The Goddess and Painters

The Muses, those aspects of the goddess who act as inspirers of art, were each aligned with a particular artform. Those forms were, generally, different types of poetry; music and dance. Painting and sculpture were not mentioned, perhaps because these were thought to be fields of simple manual labour, not requiring divine inspiration. The notion of the "Great Artist" begins perhaps with Phidias and the other Greek sculptors and painters who decorated the Parthenon, but was not full-formed in our culture until relatively recent times, in the Renaissance. That said, there are few better ways to observe the presence of knowledge of the goddess among the cultured class of a society than by examining the paintings and sculptures produced by and for that class.

That an artist paints a "Birth of Venus" need not necessarily mean that he was aware of, or interested in, goddess lore, for there have been times when there was a fashion for all things related to classical Greece, and a painting of the goddess may have been made for that reason only. However, detailed examination of the painting, looking for consistent use of related symbolism, could indicate the level of awareness of the painter.

The Birth of Venus

Sandro Botticelli
(Alessandro di Mariano Filipepi)
c. 1445-1510

Botticelli lived in the early Renaissance, so his works tell us also about the Medici for whom he painted. The goddess-lore references in this painting include the fertilising wind (Aolus top left) who carries the goddess' messenger Hermes (perhaps as Cupid); the shower of roses, the fir tree (back right), the sea, and the fact that she is standing on it, the scallop, her blonde hair, the nymph and her red hair and the flowers on her costume. This catalogue of goddess symbolism includes both Classical (Greek) and Celtic references, which may have been specified by Lorenzo di Pierfrancesco de' Medici when he commissioned it for his villa at Castello.

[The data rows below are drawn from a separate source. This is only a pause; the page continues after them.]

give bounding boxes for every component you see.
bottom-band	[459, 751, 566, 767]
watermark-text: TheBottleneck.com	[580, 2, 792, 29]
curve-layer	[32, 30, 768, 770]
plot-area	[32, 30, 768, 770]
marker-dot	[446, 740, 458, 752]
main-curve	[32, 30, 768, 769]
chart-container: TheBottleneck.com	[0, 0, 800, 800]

Botticelli (and his 'pagan' paintings, the other being PrimaVera) slipped from public view for many years. His celebrity was revived by his inclusion in Vasari's Lives, and by the interest shown by those tireless goddess-stalkers of the 1800s, the Pre-Raphaelites.

   

The Birth of Venus
(La Naissance de Vénus)
Alexandré Cabanel
1863

Cabanel was a famed painter of nudes; and his rich patrons included Napoleon 111. This painting was hanging for the Academy in Paris, the Salon, when a rival exhibition, the Salon des Refusès, marked the beginning of the Impressionist movement, a movement which was more for the common people, who had less feeling for the classical references than Cabanel's upper class audience.

The painting refers to the myth that Venus was born from the ocean foam, and the number of cherubim, five, is a reference to her astronomical association with that number. That Cabanel (and his upper-class clientelle) was aware of this obscure fact implies that in the late nineteenth century, there was a great deal of knowledge of goddess lore in Parisian high society.

   

The Birth of Venus
Adolphe-William Bouguereau (1825-1905)

Bouguereau was a fashionable late-Victorian artist whose high-Salon style can be compared with that of his contemporaries Leighton; Draper, and Alma-Tadema. All four painted on specific goddess themes in a realist manner; belonged to the highest academies and sold their works at high prices. All four were quickly forgotten in the new century, when war and new art movements changed the public's taste in artworks.

Bouguereau dealt with goddess themes extensively, either as the goddess herself (Spring), priestesses (The Young Priestess) or young women or girls, always barefooted. His works indicate deep research into arcane literature, as in this painting, which bears a clear relationship to a obscure second-century description of the goddess Isis

...and when she was come there, and had trodden with her rosy feet on the top of the trembling waters, then the deep sea became exceeding calm on its whole surface, and at her will, ....appeared her servitors from the deep.....the daughters of Nereus singing melodiously; Portunus with his bristled and rough beard of azure; Salacia with her bosom full of fish; Palaemon the little driver of the dolphin; and the bands of Triton trumpeters leaping hither and thither, the one blowing on his shell with heavenly noise, another turning aside with a silken veil the burning heat of the fierce sun, another holding her mirror before his lady's eyes......Such was the company which followed Venus marching towards the middest Ocean

Metamophoses, or The Golden Ass
by Lucius Apuleius (124-170AD)

Other Artists with a specific interest in goddess themes


Detail from Bronzino work

 

 

This list may be extended further and further, by, for example, doing a search on the word Ophelia, the Shakespearean character who stands for the goddess, and whose watery suicide symbolises a lament for the lost goddess. Ophelia paintings might therefore be called Death of Venus paintings.

 

The large number of artists concerned with goddess themes in the nineteenth century (and the parallel movement in poetry) might indicate that there was a large social movement involved, consisting mainly of a rich cultured elite and their entertaining; talented, protégés, which while learning (and inventing) more and more of goddess lore, grew apart from the poorer masses. When those masses returned to civilian pursuits after WW1, the artistic secrets of the Victorians were of little interest to the new leaders of style...the practical middle class, for whom William Morris was a designer of linoleum patterns, not a High Poet blessed by the Great Muse.